Clear Finance
Money is like blood for a business. The business can run smoothly if the flow of funds is uninterrupted. But it can be quite a headache for businesses that allow long periods of credit to customers. With piled-up outstanding invoices and receivables, such businesses constantly face a crunch in their working capital.
Although businesses can take working capital loans or revolving credit to finance their short-term needs, accounts receivable financing and invoice factoring are preferred for financing against your invoices. This article discusses these options in detail and the basic difference between accounts receivable financing and invoice factoring.
Invoice financing or Accounts Receivable Financing is a process where you can offer your outstanding invoices as collateral and borrow money against them. The financier charges interest on the advance amount. In this type of financing, you retain the ownership of your invoices and the responsibility to collect the payment.
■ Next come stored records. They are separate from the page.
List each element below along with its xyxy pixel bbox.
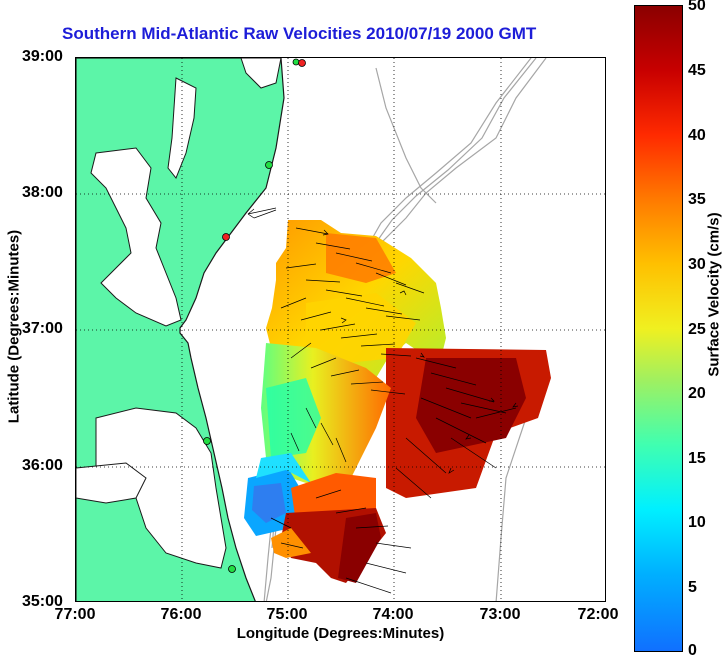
colorbar-tick: 25 [688, 321, 706, 338]
current-vectors [247, 207, 519, 594]
colorbar-tick: 50 [688, 0, 706, 14]
y-tick-label: 38:00 [22, 184, 63, 201]
station-red-marker [222, 233, 230, 241]
colorbar [634, 5, 683, 652]
station-green-marker [292, 58, 300, 66]
station-green-marker [265, 161, 273, 169]
coastal-vector [253, 209, 277, 219]
colorbar-tick: 5 [688, 579, 697, 596]
x-tick-label: 76:00 [160, 606, 202, 623]
x-tick-label: 72:00 [577, 606, 619, 623]
x-tick-label: 75:00 [266, 606, 308, 623]
x-axis-label: Longitude (Degrees:Minutes) [236, 625, 445, 642]
colorbar-tick: 20 [688, 385, 706, 402]
colorbar-tick: 10 [688, 514, 706, 531]
station-green-marker [228, 565, 236, 573]
chart-title: Southern Mid-Atlantic Raw Velocities 201… [62, 24, 537, 43]
station-green-marker [203, 437, 211, 445]
colorbar-tick: 45 [688, 62, 706, 79]
colorbar-tick: 35 [688, 191, 706, 208]
y-tick-label: 39:00 [22, 48, 63, 65]
radar-stations [203, 58, 306, 573]
y-tick-label: 36:00 [22, 457, 63, 474]
velocity-field [244, 220, 551, 583]
y-tick-label: 35:00 [22, 593, 63, 610]
map-svg [76, 58, 605, 601]
gridlines [76, 58, 605, 601]
x-tick-label: 74:00 [372, 606, 414, 623]
colorbar-tick: 15 [688, 450, 706, 467]
colorbar-tick: 30 [688, 256, 706, 273]
y-tick-label: 37:00 [22, 320, 63, 337]
x-tick-label: 77:00 [54, 606, 96, 623]
y-axis-label: Latitude (Degrees:Minutes) [5, 229, 23, 424]
map-plot-area [75, 57, 606, 602]
station-red-marker [298, 59, 306, 67]
colorbar-label: Surface Velocity (cm/s) [705, 212, 723, 377]
colorbar-tick: 40 [688, 127, 706, 144]
x-tick-label: 73:00 [479, 606, 521, 623]
colorbar-tick: 0 [688, 642, 697, 659]
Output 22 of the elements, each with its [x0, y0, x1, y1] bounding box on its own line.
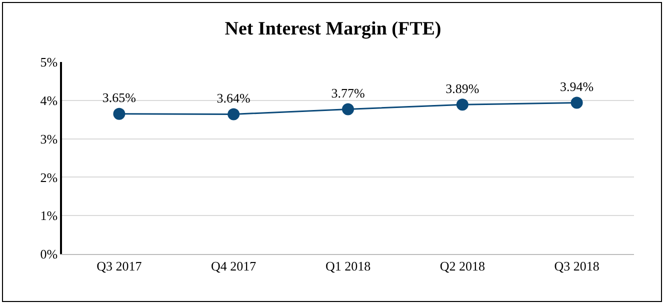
- x-tick-label: Q1 2018: [325, 258, 371, 274]
- x-tick-label: Q3 2018: [554, 258, 600, 274]
- data-label: 3.89%: [446, 80, 480, 96]
- point: [113, 108, 126, 120]
- point: [228, 108, 240, 120]
- x-tick-label: Q3 2017: [96, 258, 142, 274]
- y-tick-label: 5%: [40, 54, 58, 70]
- y-tick-label: 2%: [40, 170, 58, 185]
- point: [570, 96, 583, 109]
- point: [342, 103, 354, 116]
- x-tick-label: Q2 2018: [440, 258, 485, 274]
- data-label: 3.77%: [331, 85, 365, 100]
- data-label: 3.64%: [216, 90, 251, 106]
- chart-title: Net Interest Margin (FTE): [224, 18, 442, 40]
- y-tick-label: 0%: [40, 246, 58, 262]
- x-tick-label: Q4 2017: [211, 258, 257, 274]
- data-label: 3.65%: [102, 90, 136, 106]
- data-label: 3.94%: [560, 78, 594, 94]
- y-tick-label: 3%: [40, 131, 58, 146]
- y-tick-label: 4%: [40, 92, 58, 108]
- point: [456, 98, 468, 111]
- y-tick-label: 1%: [40, 208, 58, 224]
Here is the process of Accounts Receivable Financing:
First, choose the outstanding invoices against which you want to borrow money. Now, approach an accounts receivable financing business and offer your outstanding invoices as collateral to borrow money. The company approves the advance and sends you the money, after charging interest on the advance amount. Usually, the interest charged fluctuates between 1-3% per month and can be repaid in weekly or monthly instalments.
As stated earlier, you retain control over the bills and the responsibility of collecting the payment. But if you default in repaying the advance, the financier has the right to collect the bills provided as collateral directly from the customers for compensating their loss.
Another popular method of financing your outstanding receivables is “Invoice Factoring”. In this type of financing, the Factoring Company or the “Factor” becomes the owner of your outstanding invoices. Essentially, it buys your receivables and pays a percentage of the same in a lump sum, or in other words, discounts on your outstanding invoices.
But it keeps a margin which is paid only after the amount is received from customers. So, the responsibility of collecting customer payments remains with the factor. Here is the process of Invoice Factoring.
First, identify the outstanding invoices you want to get financed from the factor. The factor approves your proposal and buys your outstanding invoices by paying a lump sum (a portion of the total bills) value as a percentage of the total bills.
The remaining amount is paid by the factor after the customers make the payment. As compensation for extending advance payment to you, the factor charges discounting and factoring fees. Usually, the charges are anywhere between 1-2% per month.
Now that you have understood the basics of accounts receivable financing and invoice factoring, it is important to understand their key differences. Here are the differences between accounts receivable financing vs invoice factoring.
Basis of Difference | Accounts Receivable Financing | Invoice Factoring |
---|---|---|
Type of finance | Similar to a business loan | Lump sum payment against bill discounting |
Type of transaction | Advance against the collateral of receivables | The factor buys your outstanding invoices |
Ownership of receivables | The ownership remains with you | The ownership is transferred to the Factor |
Collection of dues | You need to collect the dues | The factor collects the receivables |
Types of charges | Interest on advance | Discounting and factoring fees |
Recourse option | No recourse as the transaction is based on the principles of loan | You can choose whether the factor has a recourse option or not. The charges are higher for non-recourse financing |
Default on repayment | If you default, the financer can collect the payment from collateral bills as compensation | Recourse: The factor recovers the loss from you Non-Recourse: The factor bears the loss of default |
You must have understood the basics of, and differences between, accounts receivable financing and invoice factoring. These are two of the most popular invoice financing methods that businesses follow to fund their working capital requirements.